I have a theory about the female Singapore air stewards. I think they have breasts built into their uniforms……
They are all very tiny but all have quite structured and extremely pert bosoms which move strangely (as if hollow) when they move around the cabin. It’s all I can do to resist reaching out and prodding one of them.
Bali is hotter and crazier than Singapore. It is raining and a driver is waiting with a people-mover to pick us up and take us to the Flower Bud Bungalows for our first three nights.
I don’t know how we would ever have found our own way there. There is an endless series of small winding lanes that take us down from Denpasar to the bottom of Bali near Uluwatu.
In 1996 when both Roger and I came to Bali (before we met) Kuta was already overrun. We have decided to go nowhere near that area if we can avoid it.
Our first full day in Bali, it is nice to relax, eat banana pancakes and swim in the pool. It rains a lot this first day and I realise that somewhere along the way, I forgot that it would be rainy season and extremely hot when we arrived. The beach at the end of the road is extremely rough and all the water orange from the runoff during the heavy rain during the night.

Our home for the next 3 days

We have all gone through our bags and decided that these items are surplus to requirement and may be causing us extra discomfort.

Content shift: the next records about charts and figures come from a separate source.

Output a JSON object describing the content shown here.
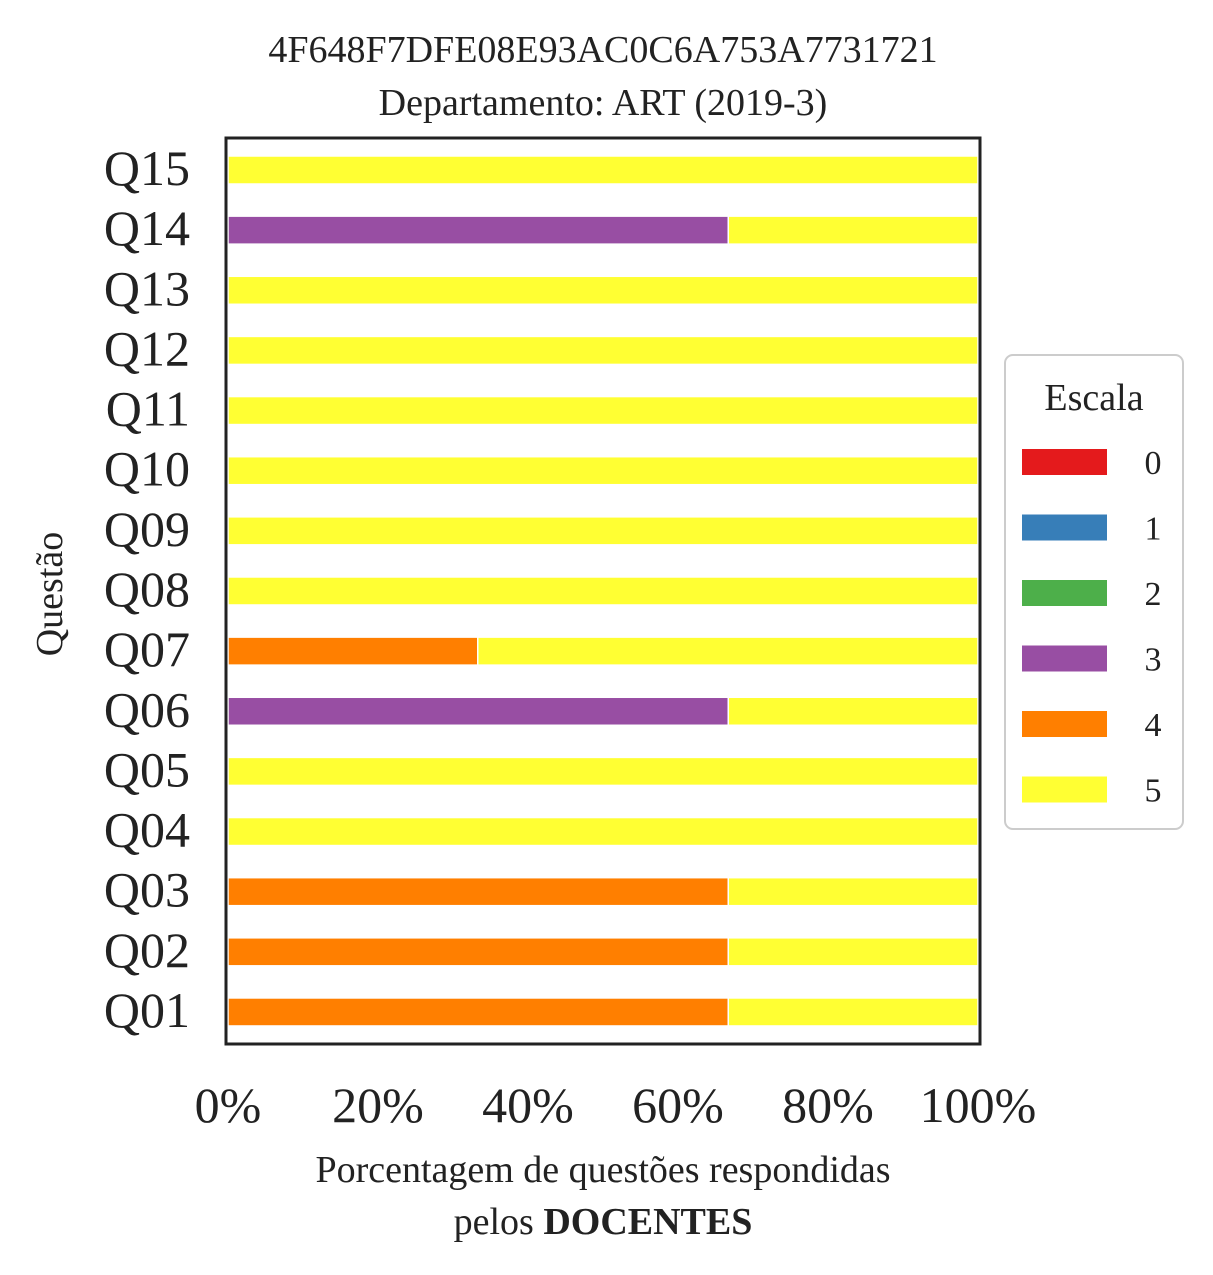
{
  "chart_data": {
    "type": "bar",
    "orientation": "horizontal",
    "stacked": true,
    "title": "4F648F7DFE08E93AC0C6A753A7731721",
    "subtitle": "Departamento: ART (2019-3)",
    "ylabel": "Questão",
    "xlabel_line1": "Porcentagem de questões respondidas",
    "xlabel_line2_prefix": "pelos",
    "xlabel_line2_bold": "DOCENTES",
    "xlim": [
      0,
      100
    ],
    "x_ticks": [
      0,
      20,
      40,
      60,
      80,
      100
    ],
    "x_tick_labels": [
      "0%",
      "20%",
      "40%",
      "60%",
      "80%",
      "100%"
    ],
    "grid": false,
    "legend_position": "right",
    "legend_title": "Escala",
    "categories": [
      "Q01",
      "Q02",
      "Q03",
      "Q04",
      "Q05",
      "Q06",
      "Q07",
      "Q08",
      "Q09",
      "Q10",
      "Q11",
      "Q12",
      "Q13",
      "Q14",
      "Q15"
    ],
    "series": [
      {
        "name": "0",
        "color": "#e41a1c",
        "values": [
          0,
          0,
          0,
          0,
          0,
          0,
          0,
          0,
          0,
          0,
          0,
          0,
          0,
          0,
          0
        ]
      },
      {
        "name": "1",
        "color": "#377eb8",
        "values": [
          0,
          0,
          0,
          0,
          0,
          0,
          0,
          0,
          0,
          0,
          0,
          0,
          0,
          0,
          0
        ]
      },
      {
        "name": "2",
        "color": "#4daf4a",
        "values": [
          0,
          0,
          0,
          0,
          0,
          0,
          0,
          0,
          0,
          0,
          0,
          0,
          0,
          0,
          0
        ]
      },
      {
        "name": "3",
        "color": "#984ea3",
        "values": [
          0,
          0,
          0,
          0,
          0,
          66.7,
          0,
          0,
          0,
          0,
          0,
          0,
          0,
          66.7,
          0
        ]
      },
      {
        "name": "4",
        "color": "#ff7f00",
        "values": [
          66.7,
          66.7,
          66.7,
          0,
          0,
          0,
          33.3,
          0,
          0,
          0,
          0,
          0,
          0,
          0,
          0
        ]
      },
      {
        "name": "5",
        "color": "#ffff33",
        "values": [
          33.3,
          33.3,
          33.3,
          100,
          100,
          33.3,
          66.7,
          100,
          100,
          100,
          100,
          100,
          100,
          33.3,
          100
        ]
      }
    ]
  }
}
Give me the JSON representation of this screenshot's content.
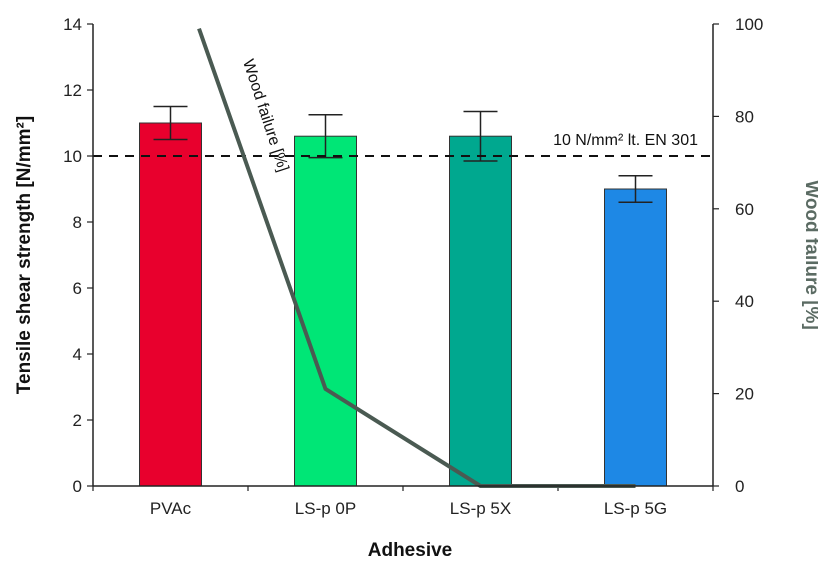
{
  "chart_data": {
    "type": "bar",
    "categories": [
      "PVAc",
      "LS-p 0P",
      "LS-p 5X",
      "LS-p 5G"
    ],
    "xlabel": "Adhesive",
    "ylabel": "Tensile shear strength [N/mm²]",
    "ylim": [
      0,
      14
    ],
    "yticks": [
      0,
      2,
      4,
      6,
      8,
      10,
      12,
      14
    ],
    "y2label": "Wood failure [%]",
    "y2lim": [
      0,
      100
    ],
    "y2ticks": [
      0,
      20,
      40,
      60,
      80,
      100
    ],
    "series": [
      {
        "type": "bar",
        "values": [
          11.0,
          10.6,
          10.6,
          9.0
        ],
        "errors": [
          0.5,
          0.65,
          0.75,
          0.4
        ],
        "colors": [
          "#e8002d",
          "#00e676",
          "#00a88f",
          "#1e88e5"
        ]
      },
      {
        "type": "line",
        "name": "Wood failure [%]",
        "axis": "y2",
        "points": [
          {
            "x": "PVAc",
            "y": 99
          },
          {
            "x": "LS-p 0P",
            "y": 21
          },
          {
            "x": "LS-p 5X",
            "y": 0
          },
          {
            "x": "LS-p 5G",
            "y": 0
          }
        ],
        "color": "#4a5a52"
      }
    ],
    "reference_line": {
      "value": 10,
      "label": "10 N/mm² lt. EN 301",
      "style": "dashed"
    },
    "grid": false,
    "legend": "none"
  }
}
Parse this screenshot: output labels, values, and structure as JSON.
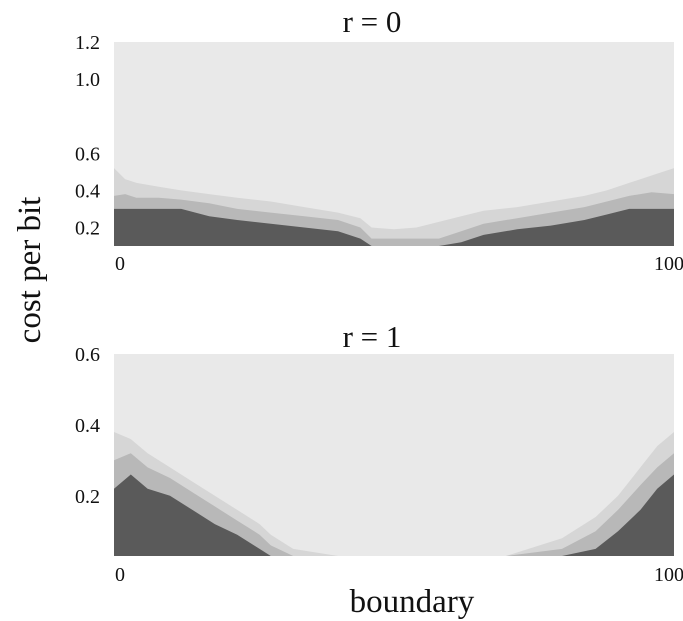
{
  "chart_data": [
    {
      "type": "heatmap",
      "title": "r = 0",
      "xlabel": "",
      "ylabel": "",
      "x_tick_labels": [
        "0",
        "100"
      ],
      "x_ticks": [
        0,
        100
      ],
      "xlim": [
        0,
        100
      ],
      "y_tick_labels": [
        "1.2",
        "1.0",
        "0.6",
        "0.4",
        "0.2"
      ],
      "y_ticks": [
        1.2,
        1.0,
        0.6,
        0.4,
        0.2
      ],
      "ylim": [
        0.1,
        1.2
      ],
      "grid": false,
      "legend": "none",
      "regions": [
        {
          "shade": "dark",
          "color": "#5a5a5a",
          "boundary": {
            "x": [
              0,
              2,
              4,
              8,
              12,
              17,
              22,
              28,
              34,
              40,
              44,
              46,
              50,
              54,
              58,
              62,
              66,
              72,
              78,
              84,
              88,
              92,
              96,
              100
            ],
            "y": [
              0.3,
              0.3,
              0.3,
              0.3,
              0.3,
              0.26,
              0.24,
              0.22,
              0.2,
              0.18,
              0.14,
              0.1,
              0.1,
              0.1,
              0.1,
              0.12,
              0.16,
              0.19,
              0.21,
              0.24,
              0.27,
              0.3,
              0.3,
              0.3
            ]
          }
        },
        {
          "shade": "mid",
          "color": "#b8b8b8",
          "boundary": {
            "x": [
              0,
              2,
              4,
              8,
              12,
              17,
              22,
              28,
              34,
              40,
              44,
              46,
              50,
              54,
              58,
              62,
              66,
              72,
              78,
              84,
              88,
              92,
              96,
              100
            ],
            "y": [
              0.37,
              0.38,
              0.36,
              0.36,
              0.35,
              0.33,
              0.3,
              0.28,
              0.26,
              0.24,
              0.2,
              0.14,
              0.14,
              0.14,
              0.14,
              0.18,
              0.22,
              0.25,
              0.28,
              0.31,
              0.34,
              0.37,
              0.39,
              0.38
            ]
          }
        },
        {
          "shade": "light",
          "color": "#d6d6d6",
          "boundary": {
            "x": [
              0,
              2,
              4,
              8,
              12,
              17,
              22,
              28,
              34,
              40,
              44,
              46,
              50,
              54,
              58,
              62,
              66,
              72,
              78,
              84,
              88,
              92,
              96,
              100
            ],
            "y": [
              0.52,
              0.46,
              0.44,
              0.42,
              0.4,
              0.38,
              0.36,
              0.34,
              0.31,
              0.28,
              0.25,
              0.2,
              0.19,
              0.2,
              0.23,
              0.26,
              0.29,
              0.31,
              0.34,
              0.37,
              0.4,
              0.44,
              0.48,
              0.52
            ]
          }
        },
        {
          "shade": "background",
          "color": "#e9e9e9"
        }
      ]
    },
    {
      "type": "heatmap",
      "title": "r = 1",
      "xlabel": "boundary",
      "ylabel": "",
      "x_tick_labels": [
        "0",
        "100"
      ],
      "x_ticks": [
        0,
        100
      ],
      "xlim": [
        0,
        100
      ],
      "y_tick_labels": [
        "0.6",
        "0.4",
        "0.2"
      ],
      "y_ticks": [
        0.6,
        0.4,
        0.2
      ],
      "ylim": [
        0.03,
        0.6
      ],
      "grid": false,
      "legend": "none",
      "regions": [
        {
          "shade": "dark",
          "color": "#5a5a5a",
          "boundary": {
            "x": [
              0,
              3,
              6,
              10,
              14,
              18,
              22,
              26,
              28,
              32,
              40,
              50,
              60,
              70,
              80,
              86,
              90,
              94,
              97,
              100
            ],
            "y": [
              0.22,
              0.26,
              0.22,
              0.2,
              0.16,
              0.12,
              0.09,
              0.05,
              0.03,
              0.03,
              0.03,
              0.03,
              0.03,
              0.03,
              0.03,
              0.05,
              0.1,
              0.16,
              0.22,
              0.26
            ]
          }
        },
        {
          "shade": "mid",
          "color": "#b8b8b8",
          "boundary": {
            "x": [
              0,
              3,
              6,
              10,
              14,
              18,
              22,
              26,
              28,
              32,
              40,
              50,
              60,
              70,
              80,
              86,
              90,
              94,
              97,
              100
            ],
            "y": [
              0.3,
              0.32,
              0.28,
              0.25,
              0.21,
              0.17,
              0.13,
              0.09,
              0.06,
              0.03,
              0.03,
              0.03,
              0.03,
              0.03,
              0.05,
              0.1,
              0.16,
              0.23,
              0.28,
              0.32
            ]
          }
        },
        {
          "shade": "light",
          "color": "#d6d6d6",
          "boundary": {
            "x": [
              0,
              3,
              6,
              10,
              14,
              18,
              22,
              26,
              28,
              32,
              40,
              50,
              60,
              70,
              80,
              86,
              90,
              94,
              97,
              100
            ],
            "y": [
              0.38,
              0.36,
              0.32,
              0.28,
              0.24,
              0.2,
              0.16,
              0.12,
              0.09,
              0.05,
              0.03,
              0.03,
              0.03,
              0.03,
              0.08,
              0.14,
              0.2,
              0.28,
              0.34,
              0.38
            ]
          }
        },
        {
          "shade": "background",
          "color": "#e9e9e9"
        }
      ]
    }
  ],
  "shared_ylabel": "cost per bit"
}
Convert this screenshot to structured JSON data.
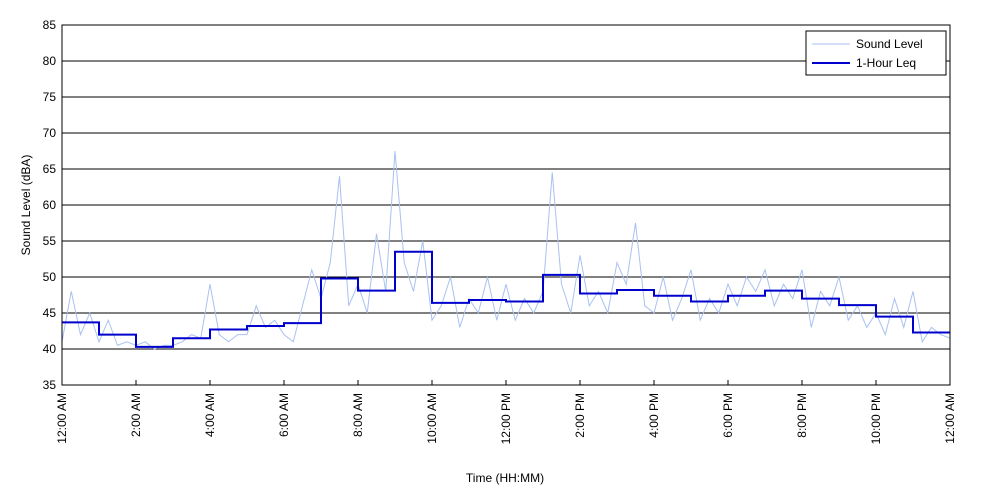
{
  "chart_data": {
    "type": "line",
    "x_label": "Time (HH:MM)",
    "y_label": "Sound Level (dBA)",
    "xlim": [
      0,
      24
    ],
    "ylim": [
      35,
      85
    ],
    "yticks": [
      35,
      40,
      45,
      50,
      55,
      60,
      65,
      70,
      75,
      80,
      85
    ],
    "xticks": [
      {
        "value": 0,
        "label": "12:00 AM"
      },
      {
        "value": 2,
        "label": "2:00 AM"
      },
      {
        "value": 4,
        "label": "4:00 AM"
      },
      {
        "value": 6,
        "label": "6:00 AM"
      },
      {
        "value": 8,
        "label": "8:00 AM"
      },
      {
        "value": 10,
        "label": "10:00 AM"
      },
      {
        "value": 12,
        "label": "12:00 PM"
      },
      {
        "value": 14,
        "label": "2:00 PM"
      },
      {
        "value": 16,
        "label": "4:00 PM"
      },
      {
        "value": 18,
        "label": "6:00 PM"
      },
      {
        "value": 20,
        "label": "8:00 PM"
      },
      {
        "value": 22,
        "label": "10:00 PM"
      },
      {
        "value": 24,
        "label": "12:00 AM"
      }
    ],
    "grid": true,
    "legend": "top-right",
    "series": [
      {
        "name": "Sound Level",
        "color": "#a9c1f0",
        "width": 1,
        "x": [
          0,
          0.25,
          0.5,
          0.75,
          1,
          1.25,
          1.5,
          1.75,
          2,
          2.25,
          2.5,
          2.75,
          3,
          3.25,
          3.5,
          3.75,
          4,
          4.25,
          4.5,
          4.75,
          5,
          5.25,
          5.5,
          5.75,
          6,
          6.25,
          6.5,
          6.75,
          7,
          7.25,
          7.5,
          7.75,
          8,
          8.25,
          8.5,
          8.75,
          9,
          9.25,
          9.5,
          9.75,
          10,
          10.25,
          10.5,
          10.75,
          11,
          11.25,
          11.5,
          11.75,
          12,
          12.25,
          12.5,
          12.75,
          13,
          13.25,
          13.5,
          13.75,
          14,
          14.25,
          14.5,
          14.75,
          15,
          15.25,
          15.5,
          15.75,
          16,
          16.25,
          16.5,
          16.75,
          17,
          17.25,
          17.5,
          17.75,
          18,
          18.25,
          18.5,
          18.75,
          19,
          19.25,
          19.5,
          19.75,
          20,
          20.25,
          20.5,
          20.75,
          21,
          21.25,
          21.5,
          21.75,
          22,
          22.25,
          22.5,
          22.75,
          23,
          23.25,
          23.5,
          23.75,
          24
        ],
        "values": [
          41,
          48,
          42,
          45,
          41,
          44,
          40.5,
          41,
          40.5,
          41,
          40,
          40.5,
          40.5,
          41,
          42,
          41.5,
          49,
          42,
          41,
          42,
          42,
          46,
          43,
          44,
          42,
          41,
          46,
          51,
          47,
          52,
          64,
          46,
          49,
          45,
          56,
          48,
          67.5,
          52,
          48,
          55,
          44,
          46,
          50,
          43,
          47,
          45,
          50,
          44,
          49,
          44,
          47,
          45,
          48,
          64.5,
          49,
          45,
          53,
          46,
          48,
          45,
          52,
          49,
          57.5,
          46,
          45,
          50,
          44,
          47,
          51,
          44,
          47,
          45,
          49,
          46,
          50,
          48,
          51,
          46,
          49,
          47,
          51,
          43,
          48,
          46,
          50,
          44,
          46,
          43,
          45,
          42,
          47,
          43,
          48,
          41,
          43,
          42,
          41.5
        ]
      },
      {
        "name": "1-Hour Leq",
        "color": "#0000cc",
        "width": 2,
        "step": true,
        "x": [
          0,
          1,
          2,
          3,
          4,
          5,
          6,
          7,
          8,
          9,
          10,
          11,
          12,
          13,
          14,
          15,
          16,
          17,
          18,
          19,
          20,
          21,
          22,
          23
        ],
        "values": [
          43.7,
          42.0,
          40.3,
          41.5,
          42.7,
          43.2,
          43.6,
          49.8,
          48.1,
          53.5,
          46.4,
          46.8,
          46.6,
          50.3,
          47.7,
          48.2,
          47.4,
          46.6,
          47.4,
          48.1,
          47.0,
          46.1,
          44.5,
          42.3
        ]
      }
    ]
  }
}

During our stay we go to Padang Padang beach, a tiny little white sand cove with a narrow cave like walkway from the road. It seems that 200 other people are also visiting.
It is like a bikini, tattooed traveller flesh fest (with monkeys). The monkeys are the cool part because they are the first we have seen. We don’t want to swim in rubbish so we head off to visit the temple on the cliff at Uluwatu.
Jasper has always loved monkeys. He was born in the year of the monkey and still goes to bed each night with a monkey that he received on his first day on earth. I had a bad feeling about the monkey thing in Bali and lo and behold, as soon as we head down the tree-lined path to the temple we approach a monkey sitting in the middle of the path. It is furiously inspecting all of us from a distance but obviously decides (perhaps through some cosmic astrological connection) to go for Jasper’s blue jandals. He runs screaming and crying and the monkey chases, trying to bite the jandals off his feet.
He said he went home later and told Monkey about it and Monkey was sorry.
At the temple we watched a Kecak Dance, a sort of dramatic dance interpretation of the Hindu Ramayana with amazing characters and fire. It was beautiful as the sun set and the mostly Indonesian and Chinese audience (there are not many other tourists here at the moment) sat in an outdoor amphitheatre looking over the sea.